# Queensland or Tasmania in January?



## Bobcat99 (Jul 10, 2011)

Hello! I'm looking into traveling to Australia in late December/early January for 2 weeks, and I wanted some opinions on where to go/what to do. I'd like to spend one week in Sydney, and then I was thinking of either going to Tasmania for a week or Queensland (Brisbane/Gold Coast/Fraser Island) for a week.

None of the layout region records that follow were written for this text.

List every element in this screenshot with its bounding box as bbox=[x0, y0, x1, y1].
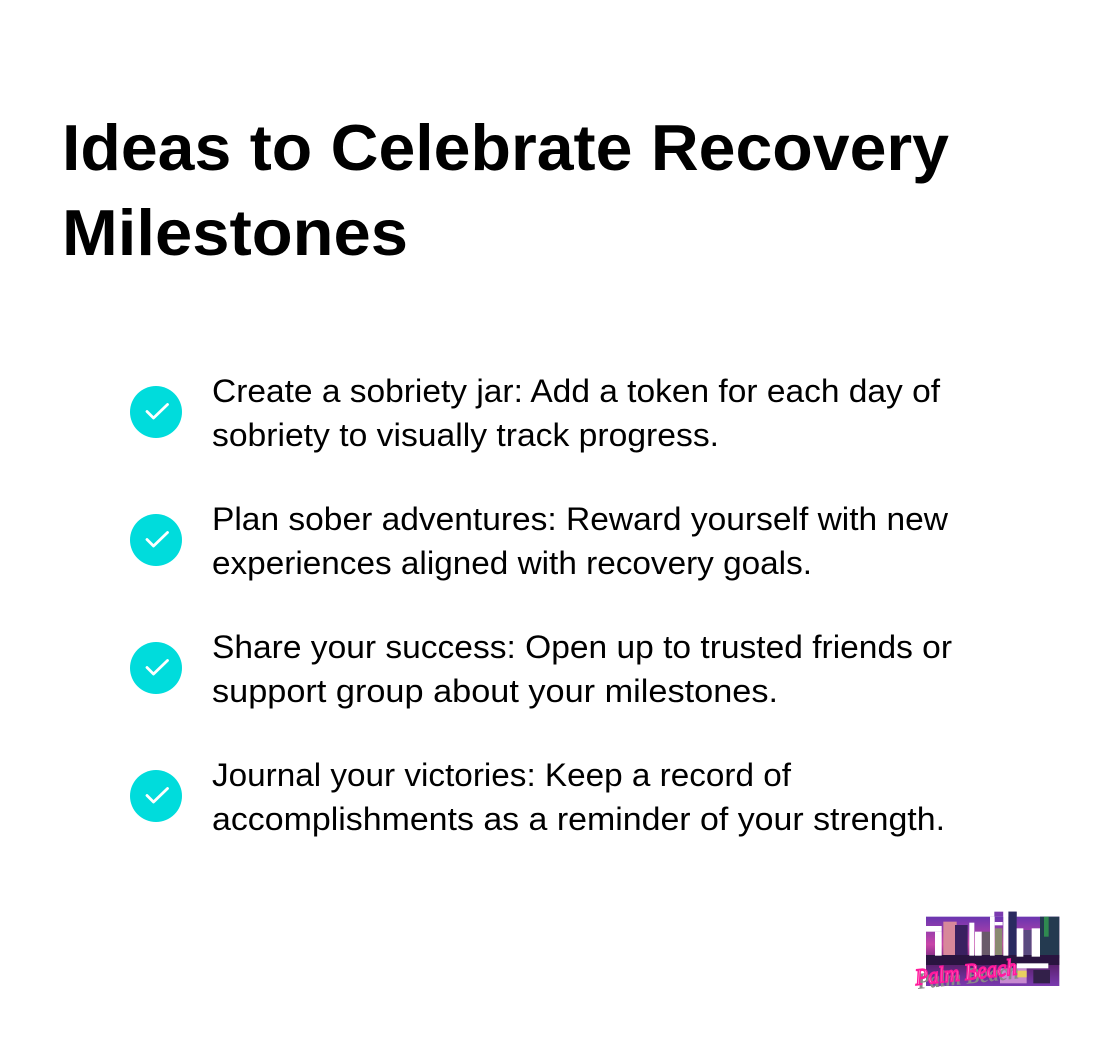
item text bbox=[212, 757, 945, 837]
item: sober adventures bbox=[130, 501, 949, 581]
item text: Plan sober adventures: Reward yourself with new bbox=[212, 501, 949, 537]
icon: check circle bbox=[130, 770, 182, 822]
logo script: Palm Beach: Palm Beach bbox=[913, 954, 1018, 990]
title bbox=[62, 111, 949, 269]
item text: Create a sobriety jar: Add a token for each day of bbox=[212, 373, 940, 409]
item text bbox=[212, 373, 940, 453]
checklist bbox=[130, 373, 952, 837]
item text bbox=[212, 629, 952, 709]
item text: support group about your milestones. bbox=[212, 673, 778, 709]
title: Ideas to Celebrate Recovery bbox=[62, 111, 949, 184]
item text: Journal your victories: Keep a record of bbox=[212, 757, 791, 793]
icon: check circle bbox=[130, 642, 182, 694]
item text bbox=[212, 501, 949, 581]
item text: sobriety to visually track progress. bbox=[212, 417, 719, 453]
item: share success bbox=[130, 629, 952, 709]
item text: accomplishments as a reminder of your strength. bbox=[212, 801, 945, 837]
item: journal victories bbox=[130, 757, 945, 837]
icon: check circle bbox=[130, 514, 182, 566]
logo: amitay Palm Beach bbox=[913, 912, 1059, 994]
icon: check circle bbox=[130, 386, 182, 438]
title: Milestones bbox=[62, 196, 408, 269]
logo script shadow: Palm Beach bbox=[915, 958, 1020, 994]
item text: Share your success: Open up to trusted friends or bbox=[212, 629, 952, 665]
item: sobriety jar bbox=[130, 373, 940, 453]
item text: experiences aligned with recovery goals. bbox=[212, 545, 812, 581]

Which would be best at that time of year? Any advice is greatly appreciated!


----------



## sarahjobaroo (Jun 16, 2011)

Hey Bobcat! Well that totally depends on what type of weather maybe that you are partial to. Its more hot and humid up in Queensland that time of year and although it is still hot in Tassie then, its nowhere near what you'd experience in QLD - although it is the wet season for QLD so def a bit of a lucky dip! For me Tassie wins simply because I feel it is such an underrated state in comparison. The beaches there are beautiful, the scenery perfection and the people very friendly. Its also not as full of backpackers as QLD would be for sure if that is a crowd you want to keep your distance from!


----------



## Alio (May 3, 2011)

I'm going to have to agree with Sarah about QLD being a bit of a lucky dip. Went over a couple of years ago in January and it rained most days. Not the whole day though, just a few showers, so you could still get out and do things


----------



## TheNavigator (Jun 2, 2011)

I think one month is not enough for Australia..lol


----------